- Origin: Vancouver, British Columbia, Canada
- Genres: Psychedelic rock; country-rock;
- Years active: 1967–1971
- Past members: Patrick Caldwell Charlie Faulkner Hugh Lochhead Roger Law Don McDougall Leslie Law

= Mother Tucker's Yellow Duck =

Canadian folk-rock and psychedelic band

Mother Tucker's Yellow Duck was a Canadian folk-rock and psychedelic band, formed in Vancouver, British Columbia in 1967.

==History==
Mother Tucker's Yellow Duck was originally a group of stage performers in Vancouver who adopted different characters, including Kathy Kay ("Mother Tucker"), Patrick Caldwell ("Yellow Duck"), Bob O'Connor ("Dogan Pinkfoot") and Michael Goldman ("Garnet Crystalman"). Guitarist O'Connor then formed a real band, Medusa, with bassist Charlie Faulkner and drummer Hugh Lochhead, but when O'Connor left, Caldwell joined with Faulkner, Lochhead, and guitarist Roger Law, taking the name Mother Tucker's Yellow Duck for the band.

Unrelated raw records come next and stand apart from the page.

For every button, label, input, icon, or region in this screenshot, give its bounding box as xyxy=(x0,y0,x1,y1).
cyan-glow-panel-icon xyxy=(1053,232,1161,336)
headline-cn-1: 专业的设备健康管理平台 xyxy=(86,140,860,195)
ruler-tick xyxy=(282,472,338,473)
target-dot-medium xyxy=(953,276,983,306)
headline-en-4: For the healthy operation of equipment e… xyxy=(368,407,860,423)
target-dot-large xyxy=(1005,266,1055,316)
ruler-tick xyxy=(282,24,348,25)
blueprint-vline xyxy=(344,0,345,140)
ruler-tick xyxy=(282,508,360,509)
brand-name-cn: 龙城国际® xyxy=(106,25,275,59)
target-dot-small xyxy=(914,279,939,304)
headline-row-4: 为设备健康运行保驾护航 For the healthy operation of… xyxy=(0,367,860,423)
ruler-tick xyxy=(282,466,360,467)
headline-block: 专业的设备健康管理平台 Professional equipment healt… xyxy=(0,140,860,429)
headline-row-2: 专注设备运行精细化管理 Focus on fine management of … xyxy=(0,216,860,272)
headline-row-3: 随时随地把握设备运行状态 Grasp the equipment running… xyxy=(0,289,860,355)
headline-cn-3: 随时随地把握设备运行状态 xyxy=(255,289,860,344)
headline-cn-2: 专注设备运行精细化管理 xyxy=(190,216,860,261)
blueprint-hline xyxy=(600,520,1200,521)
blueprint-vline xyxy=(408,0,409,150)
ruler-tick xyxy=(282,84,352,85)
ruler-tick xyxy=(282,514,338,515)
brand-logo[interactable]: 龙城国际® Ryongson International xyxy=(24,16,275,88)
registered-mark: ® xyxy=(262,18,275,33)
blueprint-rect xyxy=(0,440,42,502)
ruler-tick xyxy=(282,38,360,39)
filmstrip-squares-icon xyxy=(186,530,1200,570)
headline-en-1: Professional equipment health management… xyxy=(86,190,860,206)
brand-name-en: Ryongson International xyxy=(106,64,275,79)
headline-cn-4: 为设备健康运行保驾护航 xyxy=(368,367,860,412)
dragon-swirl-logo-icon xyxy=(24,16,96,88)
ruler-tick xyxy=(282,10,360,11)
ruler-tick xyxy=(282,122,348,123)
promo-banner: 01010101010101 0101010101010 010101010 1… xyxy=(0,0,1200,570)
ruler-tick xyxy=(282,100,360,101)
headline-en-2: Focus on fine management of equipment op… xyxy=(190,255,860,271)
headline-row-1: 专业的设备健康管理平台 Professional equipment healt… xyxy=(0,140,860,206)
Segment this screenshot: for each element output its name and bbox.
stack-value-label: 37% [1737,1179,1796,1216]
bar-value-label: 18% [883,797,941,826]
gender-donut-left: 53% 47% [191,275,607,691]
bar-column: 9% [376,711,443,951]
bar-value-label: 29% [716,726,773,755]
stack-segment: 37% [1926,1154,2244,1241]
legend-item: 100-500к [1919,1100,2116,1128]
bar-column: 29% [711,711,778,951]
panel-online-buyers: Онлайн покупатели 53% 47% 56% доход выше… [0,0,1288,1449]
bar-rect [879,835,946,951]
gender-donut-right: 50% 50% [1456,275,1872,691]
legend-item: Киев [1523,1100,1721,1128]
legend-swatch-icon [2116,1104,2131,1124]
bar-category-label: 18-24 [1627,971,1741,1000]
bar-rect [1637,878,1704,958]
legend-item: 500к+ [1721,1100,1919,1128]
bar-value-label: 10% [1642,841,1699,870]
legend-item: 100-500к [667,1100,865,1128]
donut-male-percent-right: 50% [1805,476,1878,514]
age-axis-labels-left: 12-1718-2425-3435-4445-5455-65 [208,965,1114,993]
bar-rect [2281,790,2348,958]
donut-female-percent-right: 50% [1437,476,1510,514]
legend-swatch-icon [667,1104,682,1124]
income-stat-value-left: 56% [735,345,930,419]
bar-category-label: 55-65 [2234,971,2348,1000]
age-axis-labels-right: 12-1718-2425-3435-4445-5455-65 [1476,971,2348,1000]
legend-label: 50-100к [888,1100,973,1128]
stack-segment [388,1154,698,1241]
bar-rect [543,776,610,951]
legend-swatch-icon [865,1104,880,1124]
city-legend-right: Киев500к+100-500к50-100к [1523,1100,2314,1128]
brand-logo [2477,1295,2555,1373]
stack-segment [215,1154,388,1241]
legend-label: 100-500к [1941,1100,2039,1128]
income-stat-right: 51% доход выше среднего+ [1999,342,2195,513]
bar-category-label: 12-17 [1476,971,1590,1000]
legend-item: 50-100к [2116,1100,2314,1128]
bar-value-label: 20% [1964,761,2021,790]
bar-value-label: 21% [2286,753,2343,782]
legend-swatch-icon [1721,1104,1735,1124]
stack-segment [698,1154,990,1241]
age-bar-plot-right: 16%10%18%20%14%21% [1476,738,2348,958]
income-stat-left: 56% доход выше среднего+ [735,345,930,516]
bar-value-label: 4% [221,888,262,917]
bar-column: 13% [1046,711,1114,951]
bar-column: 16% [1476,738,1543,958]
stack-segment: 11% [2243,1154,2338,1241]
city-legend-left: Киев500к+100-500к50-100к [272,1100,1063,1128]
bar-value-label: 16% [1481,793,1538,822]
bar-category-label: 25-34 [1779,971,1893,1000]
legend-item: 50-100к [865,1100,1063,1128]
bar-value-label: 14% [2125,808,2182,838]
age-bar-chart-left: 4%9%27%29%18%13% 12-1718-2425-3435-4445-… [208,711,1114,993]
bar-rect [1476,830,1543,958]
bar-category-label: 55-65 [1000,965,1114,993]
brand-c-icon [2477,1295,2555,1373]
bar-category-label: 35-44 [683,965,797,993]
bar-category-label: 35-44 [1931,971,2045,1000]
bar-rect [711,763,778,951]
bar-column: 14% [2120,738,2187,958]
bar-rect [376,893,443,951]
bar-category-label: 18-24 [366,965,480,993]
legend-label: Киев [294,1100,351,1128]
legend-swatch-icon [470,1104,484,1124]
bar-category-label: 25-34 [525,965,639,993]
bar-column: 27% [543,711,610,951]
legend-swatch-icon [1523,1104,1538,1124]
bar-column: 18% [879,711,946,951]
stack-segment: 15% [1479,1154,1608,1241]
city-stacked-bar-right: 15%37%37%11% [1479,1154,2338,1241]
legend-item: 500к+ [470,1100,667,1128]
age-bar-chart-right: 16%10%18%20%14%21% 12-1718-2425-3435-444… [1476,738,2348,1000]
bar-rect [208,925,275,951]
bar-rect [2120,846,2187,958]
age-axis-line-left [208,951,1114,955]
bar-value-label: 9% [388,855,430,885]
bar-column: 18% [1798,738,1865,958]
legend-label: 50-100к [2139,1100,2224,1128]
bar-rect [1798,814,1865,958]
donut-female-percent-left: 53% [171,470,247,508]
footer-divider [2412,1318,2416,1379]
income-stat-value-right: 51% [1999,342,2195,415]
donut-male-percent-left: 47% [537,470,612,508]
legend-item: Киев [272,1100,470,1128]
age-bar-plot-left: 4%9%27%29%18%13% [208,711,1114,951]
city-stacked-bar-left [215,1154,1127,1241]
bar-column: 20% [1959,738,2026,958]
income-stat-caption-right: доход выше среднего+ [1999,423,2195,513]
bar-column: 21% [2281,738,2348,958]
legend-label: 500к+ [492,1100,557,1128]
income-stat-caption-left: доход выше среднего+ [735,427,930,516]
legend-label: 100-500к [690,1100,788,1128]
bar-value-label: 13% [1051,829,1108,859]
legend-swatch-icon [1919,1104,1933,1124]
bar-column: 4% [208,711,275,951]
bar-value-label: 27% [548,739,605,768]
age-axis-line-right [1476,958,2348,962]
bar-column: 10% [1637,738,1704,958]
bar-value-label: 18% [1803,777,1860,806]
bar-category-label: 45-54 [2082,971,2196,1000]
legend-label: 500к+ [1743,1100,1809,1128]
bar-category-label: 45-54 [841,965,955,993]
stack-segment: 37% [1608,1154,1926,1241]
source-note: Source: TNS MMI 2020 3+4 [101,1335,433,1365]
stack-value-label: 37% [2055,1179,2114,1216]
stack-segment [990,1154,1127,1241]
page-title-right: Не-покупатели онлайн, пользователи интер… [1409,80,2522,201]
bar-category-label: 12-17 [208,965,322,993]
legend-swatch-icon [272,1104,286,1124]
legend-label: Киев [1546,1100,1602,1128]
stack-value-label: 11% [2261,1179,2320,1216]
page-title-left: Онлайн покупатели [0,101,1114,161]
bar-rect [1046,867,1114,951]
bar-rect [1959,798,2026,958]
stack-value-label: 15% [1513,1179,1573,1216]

After adding guitarist, singer and songwriter Don McDougall, described as "a wandering folk singer from Winnipeg", they played in the Vancouver area and as far south as California. In 1968 the band won a contract with London Records where they released the single "I". After moving to Capitol Records they released the singles "One Ring Jane" and "Times Are Changing" (both 1969), and then set up their own label, Duck, with distribution through Capitol, to release their first album, Home Grown Stuff. The album, recorded in Vancouver, included a re-recorded version of "One Ring Jane", and was described by Richie Unterberger as being "extremely influenced by the San Francisco sound, with fluid guitars, harmonies, and an occasional country-folk bounce..", with the song "Someone Think" "alternat[ing] between beautifully wistful psychedelia and mind-melting distorted guitar solos." Most of their songs were co-written by McDougall, Law and Caldwell.

The band toured alongside Deep Purple, Alice Cooper and the Yardbirds, and opened a show by Cream at the Pacific Coliseum, before lead guitarist Roger Law left to be replaced by his younger brother Leslie Law. They recorded and released a second album, Starting a New Day, in 1970, more in a country-rock style, but their limited success led them to disband in 1971.

Don McDougall joined The Guess Who, appearing on several albums by the band and touring in various lineups until the 2000s. Faulkner was later in the bands Wild Root Orchestra and Dogskin Suit. Roger Law died in an auto accident in the 1990s.